A 2007 Journal of Obstetrics and Gynecology study found that 28% of Indian-American women experienced mild postpartum depression and that 24% experienced major depression symptoms. Because of stigma and cultural reasons, Asian-Indian women are less likely to discuss their depression with others or seek treatment for the condition, according to Kaveri Patel, a family practitioner in Fremont, Calif., who treats many South Asian women.

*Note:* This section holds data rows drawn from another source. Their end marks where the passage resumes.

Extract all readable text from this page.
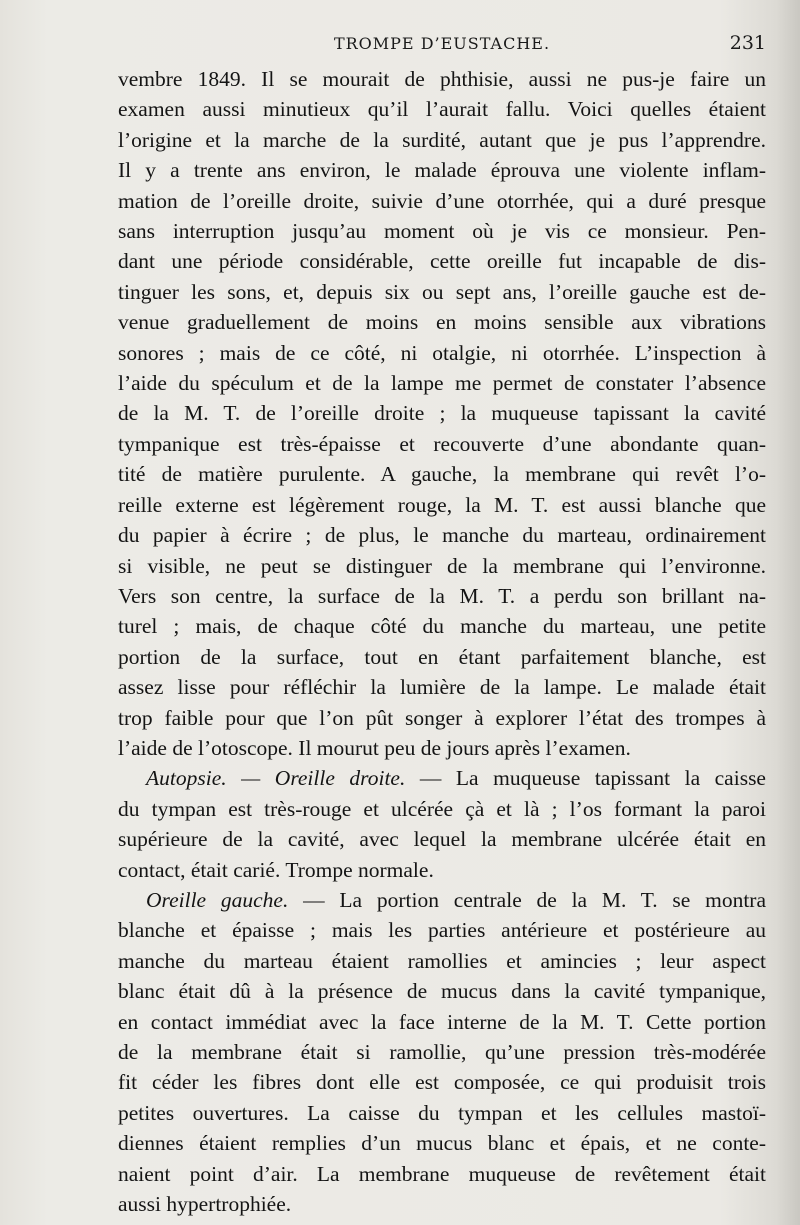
TROMPE D’EUSTACHE.	231

vembre 1849. Il se mourait de phthisie, aussi ne pus-je faire un

examen aussi minutieux qu’il l’aurait fallu. Voici quelles étaient

l’origine et la marche de la surdité, autant que je pus l’apprendre.

Il y a trente ans environ, le malade éprouva une violente inflam-

mation de l’oreille droite, suivie d’une otorrhée, qui a duré presque

sans interruption jusqu’au moment où je vis ce monsieur. Pen-

dant une période considérable, cette oreille fut incapable de dis-

tinguer les sons, et, depuis six ou sept ans, l’oreille gauche est de-

venue graduellement de moins en moins sensible aux vibrations

sonores ; mais de ce côté, ni otalgie, ni otorrhée. L’inspection à

l’aide du spéculum et de la lampe me permet de constater l’absence

de la M. T. de l’oreille droite ; la muqueuse tapissant la cavité

tympanique est très-épaisse et recouverte d’une abondante quan-

tité de matière purulente. A gauche, la membrane qui revêt l’o-

reille externe est légèrement rouge, la M. T. est aussi blanche que

du papier à écrire ; de plus, le manche du marteau, ordinairement

si visible, ne peut se distinguer de la membrane qui l’environne.

Vers son centre, la surface de la M. T. a perdu son brillant na-

turel ; mais, de chaque côté du manche du marteau, une petite

portion de la surface, tout en étant parfaitement blanche, est

assez lisse pour réfléchir la lumière de la lampe. Le malade était

trop faible pour que l’on pût songer à explorer l’état des trompes à

l’aide de l’otoscope. Il mourut peu de jours après l’examen.

Autopsie. — Oreille droite. — La muqueuse tapissant la caisse

du tympan est très-rouge et ulcérée çà et là ; l’os formant la paroi

supérieure de la cavité, avec lequel la membrane ulcérée était en

contact, était carié. Trompe normale.

Oreille gauche. — La portion centrale de la M. T. se montra

blanche et épaisse ; mais les parties antérieure et postérieure au

manche du marteau étaient ramollies et amincies ; leur aspect

blanc était dû à la présence de mucus dans la cavité tympanique,

en contact immédiat avec la face interne de la M. T. Cette portion

de la membrane était si ramollie, qu’une pression très-modérée

fit céder les fibres dont elle est composée, ce qui produisit trois

petites ouvertures. La caisse du tympan et les cellules mastoï-

diennes étaient remplies d’un mucus blanc et épais, et ne conte-

naient point d’air. La membrane muqueuse de revêtement était

aussi hypertrophiée.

According to New America Media, lack of social and family support in large part can explain why so many Asian-Indian women experience postpartum depression. In Indian culture, it is customary for extended family to assume responsibility for care of a newborn and to allow women to rest after childbirth, Deepika Goyal, author of the 2007 Journal of Obstetrics and Gynecology study, said.
Patel said, "Many South Asian women who have moved to the U.S. have left all or part of their extended family behind. Their husbands may have full-time jobs that further contribute to their feelings of loneliness and isolation." Nirmaljit Dhami, medical director of Mountain View, Calif.-based El Camino Hospital's Maternal Outreach Mood Services program, added, "People have many more resources in India, including cheaply available help and family to pitch in. Here, the most helpful person is a long-distance phone call away."
Other causes of postpartum depression among Asian-Indians include genetics, acculturation and the "pressure ... to produce a male heir," New America Media reports (West, New America Media , 9/17).